Accessing to the public score of python scripts in Kaggle #203

Open mhnamaki opened 4 years ago

mhnamaki commented 4 years ago

Hey folks, Thanks for providing this nice API. Using it, I have written the following code to download python kernels from various Kaggle competitions. The API also lets us download some metadata related to the kernel. However, I don't see the public score as a part of metadata. My requirement is that to see what was a python script score in the leaderboard also, and by score, I mean the evaluation metric that has been used in the competition such as accuracy, etc.

It doesn't matter what are the competitions or how old they are. I just need data science python scripts with an evaluations metric associated to it (accuracy/precision/F-1, …).

`import time import kaggle

max_number_of_competitions = 100 default_page_size = 20 for category in kaggle.api.valid_competition_categories:

if category == 'all':
    continue

print('category: ' + str(category))

max_number_of_pages = int(max_number_of_competitions / default_page_size)
for page_index in range(max_number_of_pages):
    competitions = kaggle.api.competitions_list(category=category, page=page_index)
    time.sleep(1)

    print(str(len(competitions)) + ' competitions found in page ' + str(page_index))

    for competition in competitions:

        kernels = kaggle.api.kernels_list(competition=competition.ref,
                                          language='python',
                                          kernel_type='script',
                                          sort_by='scoreDescending',
                                          page_size=100)
        time.sleep(1)

        print(str(len(kernels)) + ' python script kernels found in ' + competition.ref)

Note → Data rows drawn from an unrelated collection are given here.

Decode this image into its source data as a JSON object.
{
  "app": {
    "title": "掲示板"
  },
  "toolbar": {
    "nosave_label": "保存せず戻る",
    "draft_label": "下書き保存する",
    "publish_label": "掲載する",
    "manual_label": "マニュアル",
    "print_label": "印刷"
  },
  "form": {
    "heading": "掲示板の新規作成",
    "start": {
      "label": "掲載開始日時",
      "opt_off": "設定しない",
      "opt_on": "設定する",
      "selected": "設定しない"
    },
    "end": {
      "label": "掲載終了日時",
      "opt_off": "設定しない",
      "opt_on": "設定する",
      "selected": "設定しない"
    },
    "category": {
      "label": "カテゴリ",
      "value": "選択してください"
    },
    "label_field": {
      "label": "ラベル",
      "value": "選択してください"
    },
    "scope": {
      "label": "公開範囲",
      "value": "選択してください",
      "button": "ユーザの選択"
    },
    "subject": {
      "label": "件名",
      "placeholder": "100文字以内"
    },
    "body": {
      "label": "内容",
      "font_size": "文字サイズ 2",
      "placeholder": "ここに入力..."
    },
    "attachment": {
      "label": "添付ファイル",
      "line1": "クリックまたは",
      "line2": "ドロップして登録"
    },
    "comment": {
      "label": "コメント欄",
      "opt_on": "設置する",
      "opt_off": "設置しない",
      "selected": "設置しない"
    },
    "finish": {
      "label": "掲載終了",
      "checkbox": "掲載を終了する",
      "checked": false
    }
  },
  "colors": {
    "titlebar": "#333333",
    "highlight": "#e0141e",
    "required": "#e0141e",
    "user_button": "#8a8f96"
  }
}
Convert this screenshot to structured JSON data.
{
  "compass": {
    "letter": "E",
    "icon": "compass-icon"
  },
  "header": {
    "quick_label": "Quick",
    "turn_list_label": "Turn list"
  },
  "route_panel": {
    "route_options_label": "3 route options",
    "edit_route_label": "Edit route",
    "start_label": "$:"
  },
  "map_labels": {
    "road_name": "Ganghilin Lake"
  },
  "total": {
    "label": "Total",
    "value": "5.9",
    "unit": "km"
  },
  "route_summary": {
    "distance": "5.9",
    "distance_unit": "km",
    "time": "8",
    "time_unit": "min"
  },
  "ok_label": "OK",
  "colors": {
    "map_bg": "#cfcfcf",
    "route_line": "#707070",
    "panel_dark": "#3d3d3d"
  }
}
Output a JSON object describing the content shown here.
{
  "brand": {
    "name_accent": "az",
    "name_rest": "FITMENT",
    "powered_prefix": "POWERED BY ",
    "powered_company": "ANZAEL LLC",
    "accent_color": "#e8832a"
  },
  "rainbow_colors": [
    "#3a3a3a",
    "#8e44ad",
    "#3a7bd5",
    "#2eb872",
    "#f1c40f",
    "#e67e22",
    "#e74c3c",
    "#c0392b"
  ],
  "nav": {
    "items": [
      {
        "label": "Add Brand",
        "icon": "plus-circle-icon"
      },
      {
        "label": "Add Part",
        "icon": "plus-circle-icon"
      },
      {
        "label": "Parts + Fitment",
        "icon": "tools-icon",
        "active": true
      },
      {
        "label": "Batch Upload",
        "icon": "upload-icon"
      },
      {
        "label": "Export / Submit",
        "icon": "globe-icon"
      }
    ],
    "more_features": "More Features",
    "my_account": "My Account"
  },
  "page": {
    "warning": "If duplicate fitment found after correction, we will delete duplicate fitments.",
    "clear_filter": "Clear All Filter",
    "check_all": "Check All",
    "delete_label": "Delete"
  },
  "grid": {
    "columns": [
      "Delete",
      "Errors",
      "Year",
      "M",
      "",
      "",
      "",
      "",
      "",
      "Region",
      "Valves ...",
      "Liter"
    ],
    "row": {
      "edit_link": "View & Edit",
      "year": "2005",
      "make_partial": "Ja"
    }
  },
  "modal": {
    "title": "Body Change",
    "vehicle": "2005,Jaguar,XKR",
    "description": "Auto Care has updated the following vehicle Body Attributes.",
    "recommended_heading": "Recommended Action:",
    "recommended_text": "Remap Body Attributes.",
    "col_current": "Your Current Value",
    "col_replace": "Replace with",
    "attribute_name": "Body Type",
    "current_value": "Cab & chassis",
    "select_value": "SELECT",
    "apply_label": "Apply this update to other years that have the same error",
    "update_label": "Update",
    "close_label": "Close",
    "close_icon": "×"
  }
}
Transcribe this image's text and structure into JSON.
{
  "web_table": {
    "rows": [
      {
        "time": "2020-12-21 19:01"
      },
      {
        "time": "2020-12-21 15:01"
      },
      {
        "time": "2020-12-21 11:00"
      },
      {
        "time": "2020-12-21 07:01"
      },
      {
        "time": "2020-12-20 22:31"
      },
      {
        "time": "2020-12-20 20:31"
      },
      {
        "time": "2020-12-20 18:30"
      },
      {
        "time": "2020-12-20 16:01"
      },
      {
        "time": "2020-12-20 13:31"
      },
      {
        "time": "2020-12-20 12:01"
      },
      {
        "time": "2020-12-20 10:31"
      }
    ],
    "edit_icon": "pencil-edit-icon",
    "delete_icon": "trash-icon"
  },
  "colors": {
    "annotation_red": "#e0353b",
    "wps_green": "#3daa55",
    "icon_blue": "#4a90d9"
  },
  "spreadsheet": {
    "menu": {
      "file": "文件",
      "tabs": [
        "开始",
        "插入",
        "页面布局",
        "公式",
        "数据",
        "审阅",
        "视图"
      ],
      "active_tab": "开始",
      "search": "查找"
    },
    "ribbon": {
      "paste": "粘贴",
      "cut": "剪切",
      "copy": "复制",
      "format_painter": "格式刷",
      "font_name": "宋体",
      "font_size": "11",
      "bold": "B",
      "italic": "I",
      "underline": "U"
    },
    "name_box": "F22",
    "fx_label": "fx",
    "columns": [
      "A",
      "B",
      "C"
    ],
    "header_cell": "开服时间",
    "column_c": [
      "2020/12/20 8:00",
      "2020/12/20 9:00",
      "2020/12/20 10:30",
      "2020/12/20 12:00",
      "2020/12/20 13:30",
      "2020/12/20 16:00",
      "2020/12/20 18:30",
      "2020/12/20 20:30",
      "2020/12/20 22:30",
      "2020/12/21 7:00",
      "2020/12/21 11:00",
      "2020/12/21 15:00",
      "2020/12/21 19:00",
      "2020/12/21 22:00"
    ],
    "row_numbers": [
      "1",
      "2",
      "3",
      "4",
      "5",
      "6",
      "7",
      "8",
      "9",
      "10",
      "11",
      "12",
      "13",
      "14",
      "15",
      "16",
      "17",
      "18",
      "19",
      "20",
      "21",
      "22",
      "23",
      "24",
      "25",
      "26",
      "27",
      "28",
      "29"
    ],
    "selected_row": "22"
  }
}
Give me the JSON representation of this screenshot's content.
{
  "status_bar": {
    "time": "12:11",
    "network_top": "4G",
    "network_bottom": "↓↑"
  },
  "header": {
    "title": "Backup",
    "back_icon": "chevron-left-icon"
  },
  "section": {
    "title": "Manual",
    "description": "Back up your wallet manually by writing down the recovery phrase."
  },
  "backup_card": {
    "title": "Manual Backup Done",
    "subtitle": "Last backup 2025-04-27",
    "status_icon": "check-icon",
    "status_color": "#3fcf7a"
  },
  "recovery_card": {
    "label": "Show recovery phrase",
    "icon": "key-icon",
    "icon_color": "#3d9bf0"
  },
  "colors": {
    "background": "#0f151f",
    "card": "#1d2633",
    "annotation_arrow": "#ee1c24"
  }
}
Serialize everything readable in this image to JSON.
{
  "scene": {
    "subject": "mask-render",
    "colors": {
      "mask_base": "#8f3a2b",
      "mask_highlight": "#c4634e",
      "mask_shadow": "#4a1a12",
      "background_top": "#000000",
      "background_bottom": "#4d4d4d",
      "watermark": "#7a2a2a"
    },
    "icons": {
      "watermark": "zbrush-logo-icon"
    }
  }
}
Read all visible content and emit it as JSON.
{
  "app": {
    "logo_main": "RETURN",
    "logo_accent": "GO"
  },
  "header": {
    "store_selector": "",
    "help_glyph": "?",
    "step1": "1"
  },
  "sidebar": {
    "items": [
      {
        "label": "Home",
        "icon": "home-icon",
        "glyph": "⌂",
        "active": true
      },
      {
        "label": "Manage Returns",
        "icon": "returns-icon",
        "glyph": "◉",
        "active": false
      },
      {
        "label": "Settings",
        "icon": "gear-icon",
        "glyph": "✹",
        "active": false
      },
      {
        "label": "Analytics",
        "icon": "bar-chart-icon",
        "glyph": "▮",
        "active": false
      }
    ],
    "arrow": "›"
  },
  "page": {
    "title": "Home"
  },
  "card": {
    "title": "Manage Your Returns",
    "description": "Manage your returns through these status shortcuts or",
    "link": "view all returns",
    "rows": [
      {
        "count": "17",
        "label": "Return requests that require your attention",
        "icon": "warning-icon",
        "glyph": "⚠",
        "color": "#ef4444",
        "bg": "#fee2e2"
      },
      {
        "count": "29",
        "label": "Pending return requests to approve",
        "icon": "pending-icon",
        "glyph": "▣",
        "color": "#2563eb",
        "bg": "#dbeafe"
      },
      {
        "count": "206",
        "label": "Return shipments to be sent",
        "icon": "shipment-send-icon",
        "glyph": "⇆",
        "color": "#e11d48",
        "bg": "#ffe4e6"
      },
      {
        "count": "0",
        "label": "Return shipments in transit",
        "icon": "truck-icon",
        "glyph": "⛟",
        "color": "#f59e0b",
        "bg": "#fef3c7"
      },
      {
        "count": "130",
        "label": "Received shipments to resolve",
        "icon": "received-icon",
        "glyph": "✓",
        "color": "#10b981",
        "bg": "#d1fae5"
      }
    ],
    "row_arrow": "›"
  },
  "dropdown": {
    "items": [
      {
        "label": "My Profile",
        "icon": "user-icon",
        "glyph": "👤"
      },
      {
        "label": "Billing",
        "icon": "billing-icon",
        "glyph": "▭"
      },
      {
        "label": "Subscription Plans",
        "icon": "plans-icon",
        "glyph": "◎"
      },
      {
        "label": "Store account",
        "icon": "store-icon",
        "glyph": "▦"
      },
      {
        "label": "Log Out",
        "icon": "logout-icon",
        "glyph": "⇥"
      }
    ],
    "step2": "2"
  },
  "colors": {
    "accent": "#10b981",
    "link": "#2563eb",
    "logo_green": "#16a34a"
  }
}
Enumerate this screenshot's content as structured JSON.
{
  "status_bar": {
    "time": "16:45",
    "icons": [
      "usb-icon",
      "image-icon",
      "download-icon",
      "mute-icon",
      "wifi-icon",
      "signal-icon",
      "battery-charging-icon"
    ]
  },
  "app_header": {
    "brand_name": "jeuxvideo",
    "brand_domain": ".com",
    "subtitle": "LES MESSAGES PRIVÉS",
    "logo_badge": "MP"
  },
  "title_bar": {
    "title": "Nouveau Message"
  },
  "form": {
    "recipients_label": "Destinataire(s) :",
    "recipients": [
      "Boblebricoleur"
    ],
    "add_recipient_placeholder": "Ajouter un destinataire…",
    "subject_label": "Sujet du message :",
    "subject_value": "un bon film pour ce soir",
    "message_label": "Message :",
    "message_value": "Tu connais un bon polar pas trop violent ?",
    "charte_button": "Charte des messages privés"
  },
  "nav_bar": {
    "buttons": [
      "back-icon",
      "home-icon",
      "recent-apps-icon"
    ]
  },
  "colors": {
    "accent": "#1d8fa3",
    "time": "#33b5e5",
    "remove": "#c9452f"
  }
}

        for kernel in kernels:
            kaggle.api.kernels_pull(kernel.ref, './' + category + "/" + competition.ref + '/' + kernel.ref + '/',
                                    metadata=True)
            time.sleep(1)`
blazespinnaker commented 2 years ago

Unfortunately that Kaggle folks wish to keep this as proprietary data I guess. I'm not sure why they don't explain why that is, it's not like we'd behoove them some attempt to profit off our labor. They do so much already.